JAKARTA — Otoritas Jasa Keuangan (OJK) mencatat tren berbeda dalam kepemilikan investor asing di pasar obligasi Indonesia pada tahun ini. Kepemilikan asing pada obligasi korporasi mengalami penurunan, sementara di sisi obligasi negara justru menunjukkan kenaikan signifikan.
Kepala Eksekutif Pengawas Pasar Modal, Keuangan Derivatif, dan Bursa Karbon OJK, Inarno Djajadi, mengungkapkan bahwa total outstanding obligasi dan sukuk korporasi mencapai Rp528,69 triliun. Namun, kepemilikan investor asing di segmen ini tercatat hanya sebesar Rp6,22 triliun atau sekitar 1,18 persen dari total outstanding.
“Inilah bukti bahwa kepemilikan asing di obligasi korporasi memang mengalami penurunan. Jika dibandingkan tahun lalu, Mei 2024, kepemilikan asing masih sebesar Rp9,74 triliun,” kata Inarno dalam keterangannya.
- Baca Juga Hilirisasi Nikel Dongkrak Investasi
Penurunan kepemilikan asing di obligasi korporasi juga terlihat sejak awal tahun ini (year to date/YtD). Pada Desember 2024, kepemilikan asing di instrumen ini tercatat sebesar Rp7,03 triliun. Angka tersebut menurun menjadi Rp6,22 triliun.

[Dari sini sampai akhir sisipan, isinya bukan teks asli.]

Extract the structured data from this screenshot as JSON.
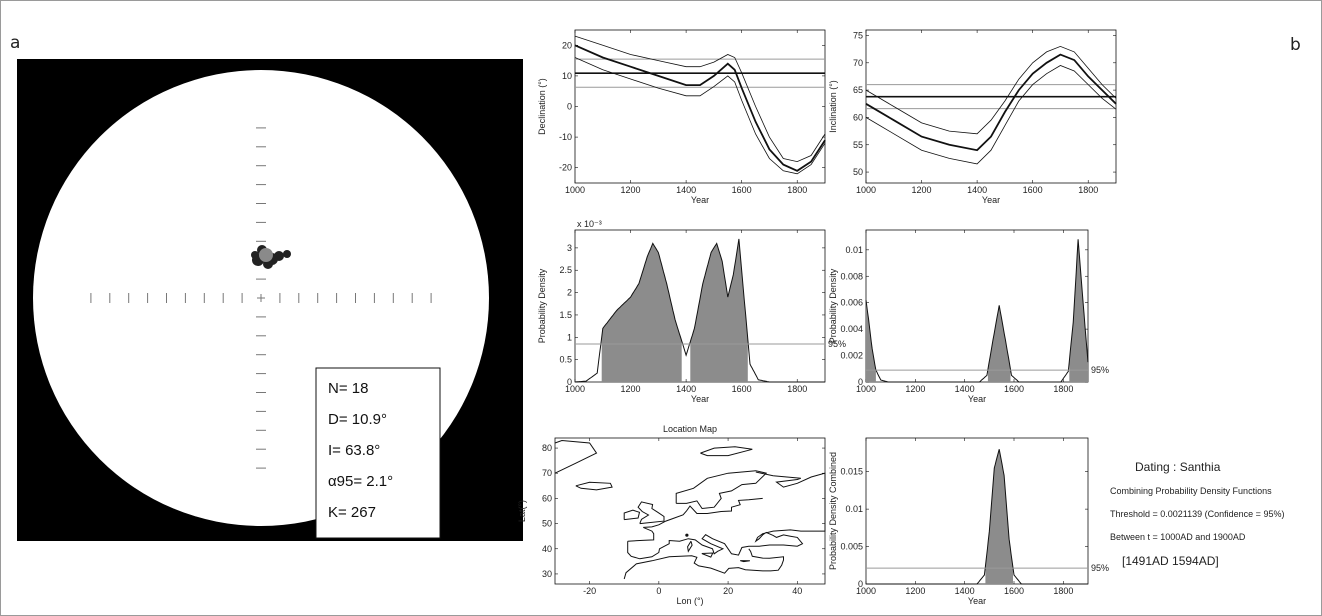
{
  "figure": {
    "label_a": "a",
    "label_b": "b"
  },
  "stereonet": {
    "stats": [
      {
        "key": "n",
        "text": "N= 18"
      },
      {
        "key": "d",
        "text": "D= 10.9°"
      },
      {
        "key": "i",
        "text": "I= 63.8°"
      },
      {
        "key": "a95",
        "text": "α95= 2.1°"
      },
      {
        "key": "k",
        "text": "K= 267"
      }
    ]
  },
  "dating": {
    "title": "Dating : Santhia",
    "line1": "Combining Probability Density Functions",
    "line2": "Threshold = 0.0021139 (Confidence = 95%)",
    "line3": "Between t = 1000AD and 1900AD",
    "result": "[1491AD   1594AD]"
  },
  "colors": {
    "fill": "#8c8c8c",
    "line": "#111111",
    "ref": "#9a9a9a"
  },
  "chart_data": [
    {
      "id": "declination",
      "type": "line",
      "xlabel": "Year",
      "ylabel": "Declination (°)",
      "xlim": [
        1000,
        1900
      ],
      "ylim": [
        -25,
        25
      ],
      "xticks": [
        1000,
        1200,
        1400,
        1600,
        1800
      ],
      "yticks": [
        -20,
        -10,
        0,
        10,
        20
      ],
      "x": [
        1000,
        1100,
        1200,
        1300,
        1400,
        1450,
        1500,
        1550,
        1575,
        1600,
        1650,
        1700,
        1750,
        1800,
        1850,
        1900
      ],
      "series": [
        {
          "role": "upper",
          "values": [
            23,
            20,
            17,
            15,
            13,
            13,
            14.5,
            17,
            16,
            11,
            0,
            -10,
            -17,
            -18,
            -16,
            -9
          ]
        },
        {
          "role": "mean",
          "values": [
            20,
            16,
            13,
            10,
            7,
            7,
            10,
            14,
            12,
            6,
            -5,
            -14,
            -19,
            -21,
            -18,
            -11
          ]
        },
        {
          "role": "lower",
          "values": [
            16,
            12,
            9,
            6,
            3.5,
            3.5,
            6.5,
            10,
            8,
            2,
            -9,
            -17,
            -21,
            -22,
            -19,
            -12
          ]
        }
      ],
      "hlines": [
        {
          "role": "measured",
          "value": 10.9
        },
        {
          "role": "ci_upper",
          "value": 15.5
        },
        {
          "role": "ci_lower",
          "value": 6.3
        }
      ]
    },
    {
      "id": "inclination",
      "type": "line",
      "xlabel": "Year",
      "ylabel": "Inclination (°)",
      "xlim": [
        1000,
        1900
      ],
      "ylim": [
        48,
        76
      ],
      "xticks": [
        1000,
        1200,
        1400,
        1600,
        1800
      ],
      "yticks": [
        50,
        55,
        60,
        65,
        70,
        75
      ],
      "x": [
        1000,
        1100,
        1200,
        1300,
        1400,
        1450,
        1500,
        1550,
        1600,
        1650,
        1700,
        1750,
        1800,
        1850,
        1900
      ],
      "series": [
        {
          "role": "upper",
          "values": [
            65,
            62,
            59,
            57.5,
            57,
            59.5,
            63,
            67,
            70,
            72,
            73,
            72,
            69,
            66,
            63.5
          ]
        },
        {
          "role": "mean",
          "values": [
            62.5,
            59.5,
            56.5,
            55,
            54,
            56.5,
            61,
            65,
            68,
            70,
            71.5,
            70.5,
            67.5,
            65,
            62.5
          ]
        },
        {
          "role": "lower",
          "values": [
            60,
            57,
            54,
            52.5,
            51.5,
            54,
            58.5,
            63,
            66,
            68,
            69.5,
            68.5,
            66,
            63.5,
            61.5
          ]
        }
      ],
      "hlines": [
        {
          "role": "measured",
          "value": 63.8
        },
        {
          "role": "ci_upper",
          "value": 66.0
        },
        {
          "role": "ci_lower",
          "value": 61.6
        }
      ]
    },
    {
      "id": "pdf_declination",
      "type": "area",
      "xlabel": "Year",
      "ylabel": "Probability Density",
      "xlim": [
        1000,
        1900
      ],
      "ylim": [
        0,
        0.0034
      ],
      "multiplier_label": "x 10⁻³",
      "tick_scale": 1000,
      "xticks": [
        1000,
        1200,
        1400,
        1600,
        1800
      ],
      "yticks": [
        0,
        0.0005,
        0.001,
        0.0015,
        0.002,
        0.0025,
        0.003
      ],
      "x": [
        1000,
        1040,
        1080,
        1100,
        1150,
        1200,
        1230,
        1260,
        1280,
        1300,
        1330,
        1360,
        1400,
        1430,
        1460,
        1490,
        1510,
        1530,
        1550,
        1570,
        1590,
        1610,
        1630,
        1660,
        1700,
        1900
      ],
      "values": [
        0,
        2e-05,
        0.0002,
        0.0012,
        0.0016,
        0.0019,
        0.0022,
        0.0028,
        0.0031,
        0.0029,
        0.0022,
        0.0014,
        0.0006,
        0.0012,
        0.0022,
        0.0029,
        0.0031,
        0.0027,
        0.0019,
        0.0024,
        0.0032,
        0.0018,
        0.0004,
        5e-05,
        0,
        0
      ],
      "threshold": 0.00085,
      "threshold_label": "95%"
    },
    {
      "id": "pdf_inclination",
      "type": "area",
      "xlabel": "Year",
      "ylabel": "Probability Density",
      "xlim": [
        1000,
        1900
      ],
      "ylim": [
        0,
        0.0115
      ],
      "xticks": [
        1000,
        1200,
        1400,
        1600,
        1800
      ],
      "yticks": [
        0,
        0.002,
        0.004,
        0.006,
        0.008,
        0.01
      ],
      "x": [
        1000,
        1010,
        1025,
        1040,
        1060,
        1090,
        1460,
        1490,
        1515,
        1540,
        1565,
        1590,
        1620,
        1790,
        1820,
        1840,
        1860,
        1880,
        1900
      ],
      "values": [
        0.0062,
        0.0048,
        0.0025,
        0.0009,
        0.00015,
        0,
        0,
        0.0005,
        0.0032,
        0.0058,
        0.0032,
        0.0005,
        0,
        0,
        0.0008,
        0.0045,
        0.0108,
        0.006,
        0.0015
      ],
      "threshold": 0.0009,
      "threshold_label": "95%"
    },
    {
      "id": "location_map",
      "type": "map",
      "title": "Location Map",
      "xlabel": "Lon (°)",
      "ylabel": "Lat(°)",
      "xlim": [
        -30,
        48
      ],
      "ylim": [
        26,
        84
      ],
      "xticks": [
        -20,
        0,
        20,
        40
      ],
      "yticks": [
        30,
        40,
        50,
        60,
        70,
        80
      ]
    },
    {
      "id": "pdf_combined",
      "type": "area",
      "xlabel": "Year",
      "ylabel": "Probability Density Combined",
      "xlim": [
        1000,
        1900
      ],
      "ylim": [
        0,
        0.0195
      ],
      "xticks": [
        1000,
        1200,
        1400,
        1600,
        1800
      ],
      "yticks": [
        0,
        0.005,
        0.01,
        0.015
      ],
      "x": [
        1000,
        1450,
        1480,
        1500,
        1520,
        1540,
        1560,
        1580,
        1600,
        1630,
        1900
      ],
      "values": [
        0,
        0,
        0.0012,
        0.007,
        0.0155,
        0.018,
        0.0145,
        0.006,
        0.0012,
        0,
        0
      ],
      "threshold": 0.0021139,
      "threshold_label": "95%"
    }
  ]
}
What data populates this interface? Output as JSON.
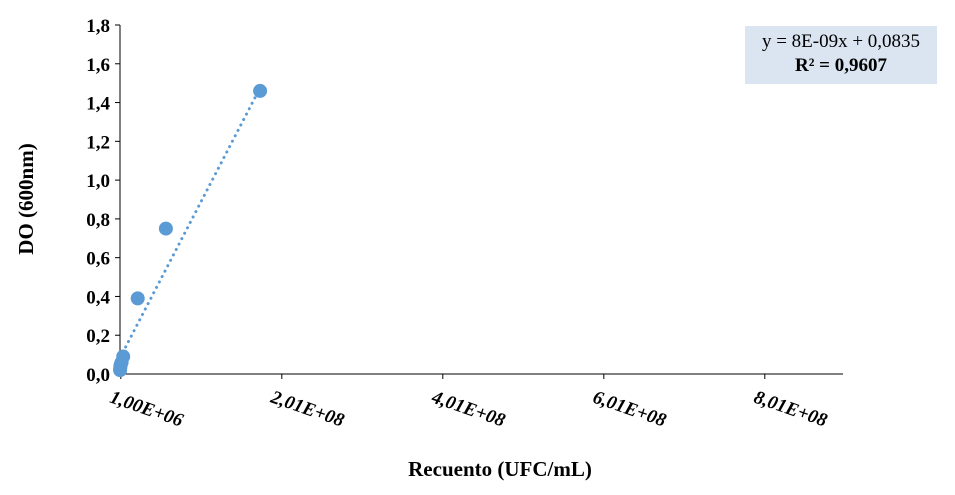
{
  "chart_data": {
    "type": "scatter",
    "xlabel": "Recuento (UFC/mL)",
    "ylabel": "DO (600nm)",
    "xlim": [
      0,
      900000000
    ],
    "ylim": [
      0,
      1.8
    ],
    "x_ticks": [
      1000000,
      201000000,
      401000000,
      601000000,
      801000000
    ],
    "x_tick_labels": [
      "1,00E+06",
      "2,01E+08",
      "4,01E+08",
      "6,01E+08",
      "8,01E+08"
    ],
    "y_ticks": [
      0,
      0.2,
      0.4,
      0.6,
      0.8,
      1.0,
      1.2,
      1.4,
      1.6,
      1.8
    ],
    "y_tick_labels": [
      "0,0",
      "0,2",
      "0,4",
      "0,6",
      "0,8",
      "1,0",
      "1,2",
      "1,4",
      "1,6",
      "1,8"
    ],
    "series": [
      {
        "color": "#5b9bd5",
        "points": [
          {
            "x": 100000,
            "y": 0.02
          },
          {
            "x": 300000,
            "y": 0.03
          },
          {
            "x": 500000,
            "y": 0.04
          },
          {
            "x": 1000000,
            "y": 0.05
          },
          {
            "x": 2000000,
            "y": 0.06
          },
          {
            "x": 4000000,
            "y": 0.09
          },
          {
            "x": 22000000,
            "y": 0.39
          },
          {
            "x": 57000000,
            "y": 0.75
          },
          {
            "x": 174000000,
            "y": 1.46
          }
        ]
      }
    ],
    "trendline": {
      "slope": 8e-09,
      "intercept": 0.0835,
      "x_range": [
        0,
        178000000
      ],
      "style": "dotted",
      "color": "#5b9bd5"
    },
    "annotation": {
      "equation": "y = 8E-09x + 0,0835",
      "r_squared": "R² = 0,9607",
      "background": "#dae5f1"
    },
    "grid": false,
    "legend": "none"
  }
}
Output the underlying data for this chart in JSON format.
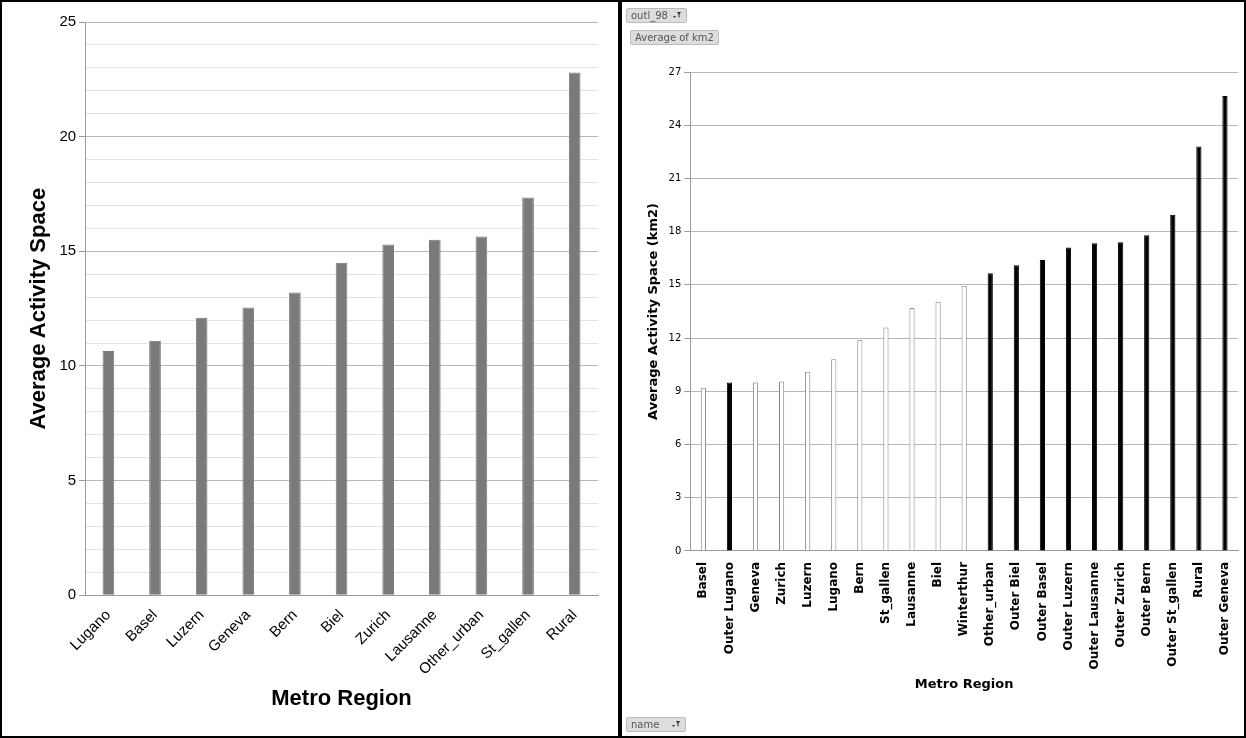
{
  "chart_data": [
    {
      "type": "bar",
      "xlabel": "Metro Region",
      "ylabel": "Average Activity Space",
      "categories": [
        "Lugano",
        "Basel",
        "Luzern",
        "Geneva",
        "Bern",
        "Biel",
        "Zurich",
        "Lausanne",
        "Other_urban",
        "St_gallen",
        "Rural"
      ],
      "values": [
        10.65,
        11.1,
        12.1,
        12.55,
        13.2,
        14.5,
        15.3,
        15.5,
        15.65,
        17.35,
        22.8
      ],
      "color": "#7a7a7d",
      "ylim": [
        0,
        25
      ],
      "yticks": [
        0,
        {
          "value": 1,
          "label": null
        },
        {
          "value": 2,
          "label": null
        },
        {
          "value": 3,
          "label": null
        },
        {
          "value": 4,
          "label": null
        },
        5,
        {
          "value": 6,
          "label": null
        },
        {
          "value": 7,
          "label": null
        },
        {
          "value": 8,
          "label": null
        },
        {
          "value": 9,
          "label": null
        },
        10,
        {
          "value": 11,
          "label": null
        },
        {
          "value": 12,
          "label": null
        },
        {
          "value": 13,
          "label": null
        },
        {
          "value": 14,
          "label": null
        },
        15,
        {
          "value": 16,
          "label": null
        },
        {
          "value": 17,
          "label": null
        },
        {
          "value": 18,
          "label": null
        },
        {
          "value": 19,
          "label": null
        },
        20,
        {
          "value": 21,
          "label": null
        },
        {
          "value": 22,
          "label": null
        },
        {
          "value": 23,
          "label": null
        },
        {
          "value": 24,
          "label": null
        },
        25
      ],
      "grid": "y"
    },
    {
      "type": "bar",
      "xlabel": "Metro Region",
      "ylabel": "Average Activity Space (km2)",
      "categories": [
        "Basel",
        "Outer Lugano",
        "Geneva",
        "Zurich",
        "Luzern",
        "Lugano",
        "Bern",
        "St_gallen",
        "Lausanne",
        "Biel",
        "Winterthur",
        "Other_urban",
        "Outer Biel",
        "Outer Basel",
        "Outer Luzern",
        "Outer Lausanne",
        "Outer Zurich",
        "Outer Bern",
        "Outer St_gallen",
        "Rural",
        "Outer Geneva"
      ],
      "values": [
        9.2,
        9.5,
        9.5,
        9.55,
        10.1,
        10.8,
        11.9,
        12.6,
        13.7,
        14.05,
        14.95,
        15.65,
        16.1,
        16.4,
        17.1,
        17.35,
        17.4,
        17.8,
        18.95,
        22.8,
        25.65
      ],
      "colors": [
        "#ffffff",
        "#000000",
        "#ffffff",
        "#ffffff",
        "#ffffff",
        "#ffffff",
        "#ffffff",
        "#ffffff",
        "#ffffff",
        "#ffffff",
        "#ffffff",
        "#000000",
        "#000000",
        "#000000",
        "#000000",
        "#000000",
        "#000000",
        "#000000",
        "#000000",
        "#000000",
        "#000000"
      ],
      "ylim": [
        0,
        27
      ],
      "yticks": [
        0,
        3,
        6,
        9,
        12,
        15,
        18,
        21,
        24,
        27
      ],
      "grid": "y",
      "annotations": [
        "outl_98",
        "Average of km2",
        "name"
      ]
    }
  ]
}
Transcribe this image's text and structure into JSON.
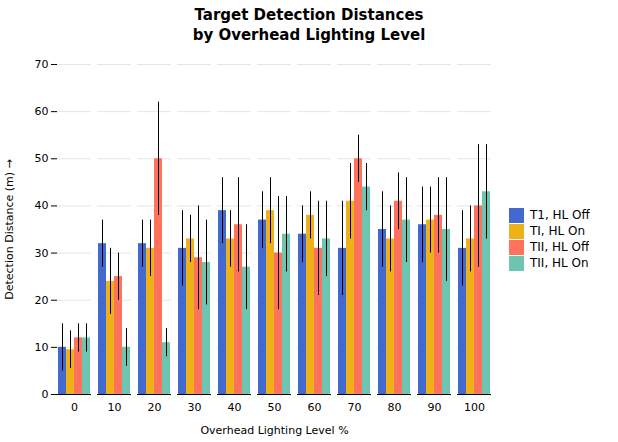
{
  "chart_data": {
    "type": "bar",
    "title": "Target Detection Distances\nby Overhead Lighting Level",
    "xlabel": "Overhead Lighting Level %",
    "ylabel": "Detection Distance (m)",
    "categories": [
      0,
      10,
      20,
      30,
      40,
      50,
      60,
      70,
      80,
      90,
      100
    ],
    "series": [
      {
        "name": "T1, HL Off",
        "values": [
          10,
          32,
          32,
          31,
          39,
          37,
          34,
          31,
          35,
          36,
          31
        ],
        "errors": [
          5,
          5,
          5,
          8,
          7,
          6,
          6,
          10,
          8,
          8,
          8
        ]
      },
      {
        "name": "TI, HL On",
        "values": [
          9.5,
          24,
          31,
          33,
          33,
          39,
          38,
          41,
          33,
          37,
          33
        ],
        "errors": [
          4,
          7,
          6,
          5,
          6,
          7,
          5,
          8,
          7,
          7,
          7
        ]
      },
      {
        "name": "TII, HL Off",
        "values": [
          12,
          25,
          50,
          29,
          36,
          30,
          31,
          50,
          41,
          38,
          40
        ],
        "errors": [
          3,
          5,
          12,
          11,
          10,
          12,
          10,
          5,
          6,
          8,
          13
        ]
      },
      {
        "name": "TII, HL On",
        "values": [
          12,
          10,
          11,
          28,
          27,
          34,
          33,
          44,
          37,
          35,
          43
        ],
        "errors": [
          3,
          4,
          3,
          9,
          9,
          8,
          8,
          5,
          9,
          11,
          10
        ]
      }
    ],
    "ylim": [
      0,
      70
    ],
    "yticks": [
      0,
      10,
      20,
      30,
      40,
      50,
      60,
      70
    ],
    "grid": true,
    "legend": "right"
  }
}
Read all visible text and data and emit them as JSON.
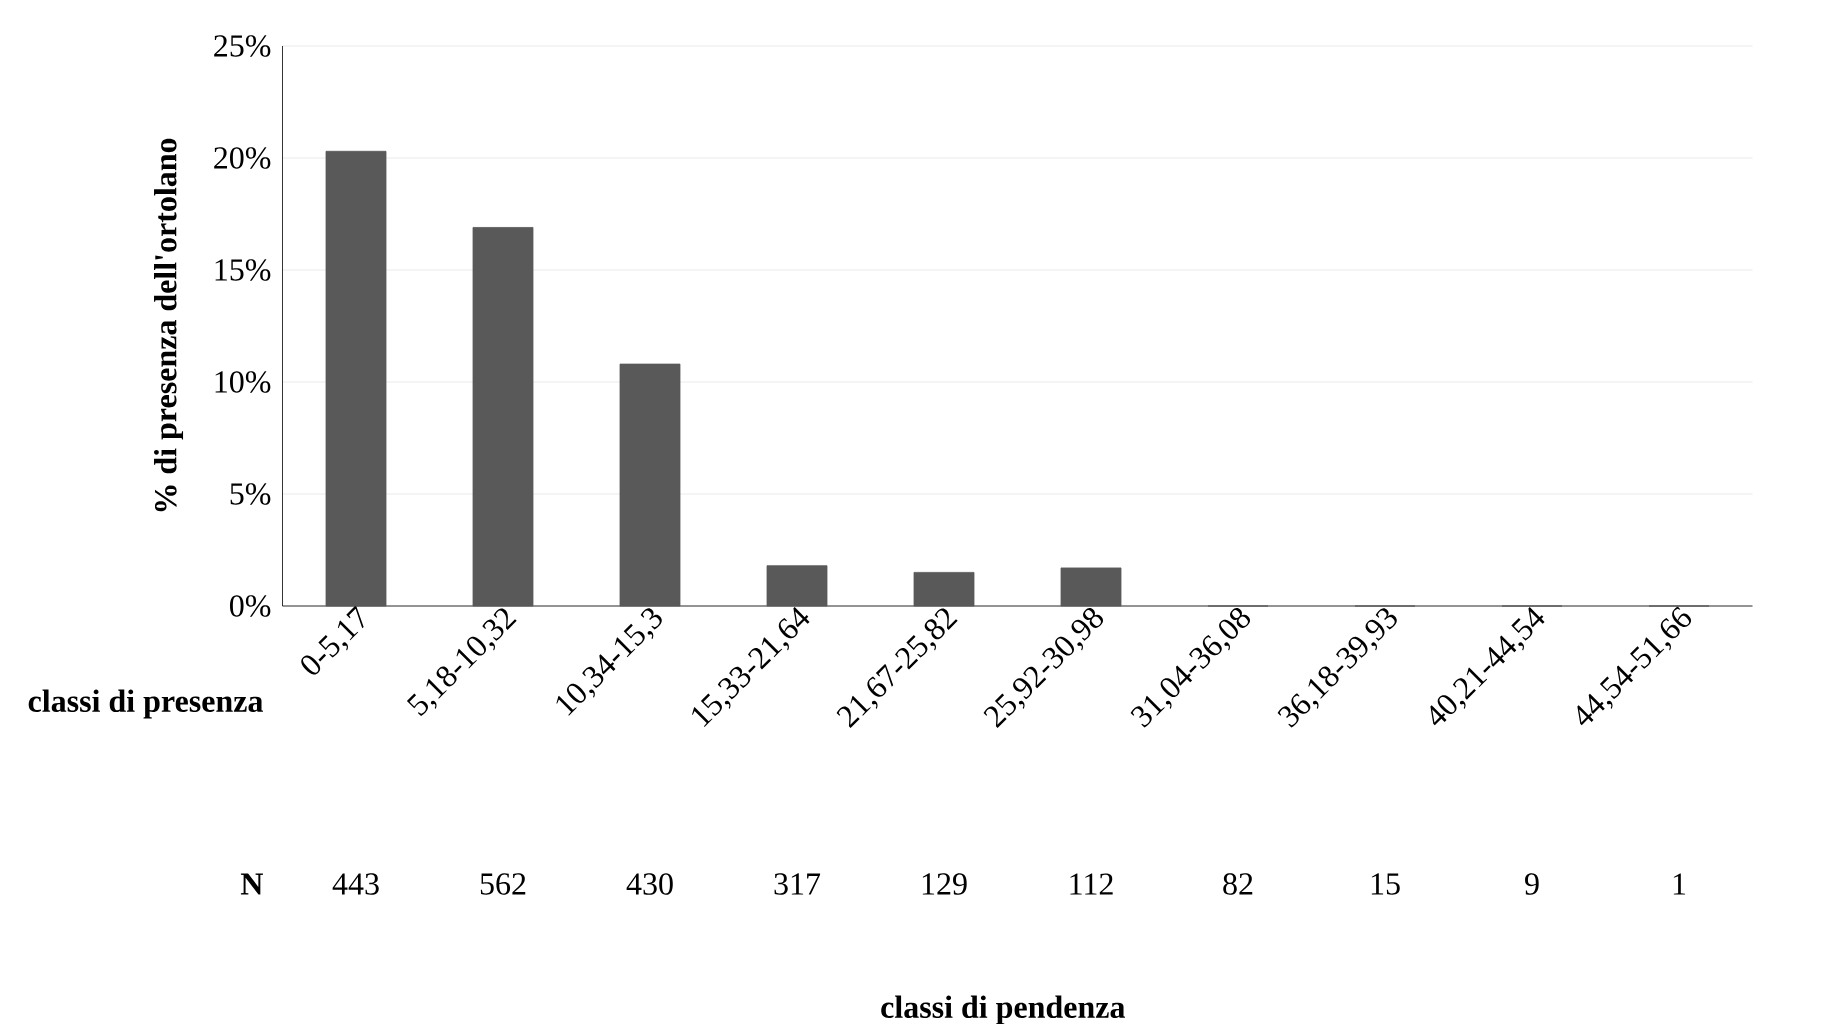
{
  "chart_data": {
    "type": "bar",
    "categories": [
      "0-5,17",
      "5,18-10,32",
      "10,34-15,3",
      "15,33-21,64",
      "21,67-25,82",
      "25,92-30,98",
      "31,04-36,08",
      "36,18-39,93",
      "40,21-44,54",
      "44,54-51,66"
    ],
    "values": [
      20.3,
      16.9,
      10.8,
      1.8,
      1.5,
      1.7,
      0,
      0,
      0,
      0
    ],
    "color": "#595959",
    "ylim": [
      0,
      25
    ],
    "yticks": [
      {
        "value": 0,
        "label": "0%"
      },
      {
        "value": 5,
        "label": "5%"
      },
      {
        "value": 10,
        "label": "10%"
      },
      {
        "value": 15,
        "label": "15%"
      },
      {
        "value": 20,
        "label": "20%"
      },
      {
        "value": 25,
        "label": "25%"
      }
    ],
    "grid": "y",
    "ylabel": "% di presenza dell'ortolano",
    "annotations": [
      "classi di presenza",
      "N",
      "443",
      "562",
      "430",
      "317",
      "129",
      "112",
      "82",
      "15",
      "9",
      "1",
      "classi di pendenza"
    ]
  }
}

Kepemilikan Asing di Obligasi Negara Justru Menguat
Berbeda dengan obligasi korporasi, kepemilikan asing pada obligasi negara atau sukuk pemerintah justru mengalami peningkatan. Total outstanding obligasi negara mencapai Rp6.344,07 triliun, dengan kepemilikan asing sebesar Rp923,75 triliun atau sekitar 14,56 persen dari total outstanding.
Inarno menegaskan, “Jika dibandingkan secara tahunan, kepemilikan asing pada Mei tahun lalu berada di angka Rp806,97 triliun. Ini menunjukkan kenaikan yang cukup signifikan.”
Secara year to date, kepemilikan asing di obligasi negara juga meningkat dari Rp876,64 triliun per Desember 2024 menjadi Rp923,75 triliun pada Mei 2025.
Pergerakan Indeks dan Yield di Pasar Obligasi Indonesia
OJK juga melaporkan bahwa indeks obligasi komposit Indonesia (ICBI) mengalami penguatan sebesar 0,78 persen secara bulanan ke level 409,16. Sementara itu, yield rata-rata surat berharga negara (SBN) turun 4,76 basis poin secara bulanan dan mengalami penurunan 22,02 basis poin sepanjang tahun berjalan.
Penurunan yield ini mendapatkan dukungan dari kebijakan moneter Bank Indonesia (BI) yang menurunkan suku bunga acuan sebesar 25 basis poin ke level 5,50 persen dalam Rapat Dewan Gubernur BI pada Mei 2025.
Potensi Penurunan Yield Obligasi dan Dampak Kebijakan BI
Associate Director Fixed Income Anugerah Sekuritas, Ramdhan Ario Maruto, menjelaskan bahwa penurunan suku bunga BI berpotensi menurunkan yield pasar obligasi.
“Kebijakan BI yang menurunkan suku bunga acuan ini berpeluang menurunkan biaya dana (cost of fund) bagi penerbit obligasi. Dengan demikian, korporasi akan semakin termotivasi untuk mencari pembiayaan melalui pasar obligasi,” jelas Ramdhan.
Selain itu, Ramdhan menambahkan bahwa stabilitas nilai tukar rupiah akan meningkatkan likuiditas pasar obligasi dan mendorong kepercayaan investor.
Meski demikian, pasar obligasi Indonesia masih diwarnai ketidakpastian global, terutama terkait perang dagang dan kebijakan tarif impor Amerika Serikat yang sempat memberikan tekanan pada yield obligasi negara berkembang. Namun, setelah penundaan tarif impor tersebut, pasar obligasi cenderung stabil dan bahkan menguat.
Sentimen Positif dari Penurunan BI Rate
Director & Chief Investment Officer Fixed Income PT Manulife Aset Manajemen Indonesia (MAMI), Ezra Nazula, menyatakan bahwa penurunan suku bunga BI memberikan sentimen positif bagi pasar obligasi.
“Penurunan BI rate ini diikuti oleh indikasi potensi penurunan suku bunga lebih lanjut ke depan. Kami melihat ini sebagai peluang bagi imbal hasil Surat Berharga Negara untuk mengalami tren penurunan,” ujar Ezra.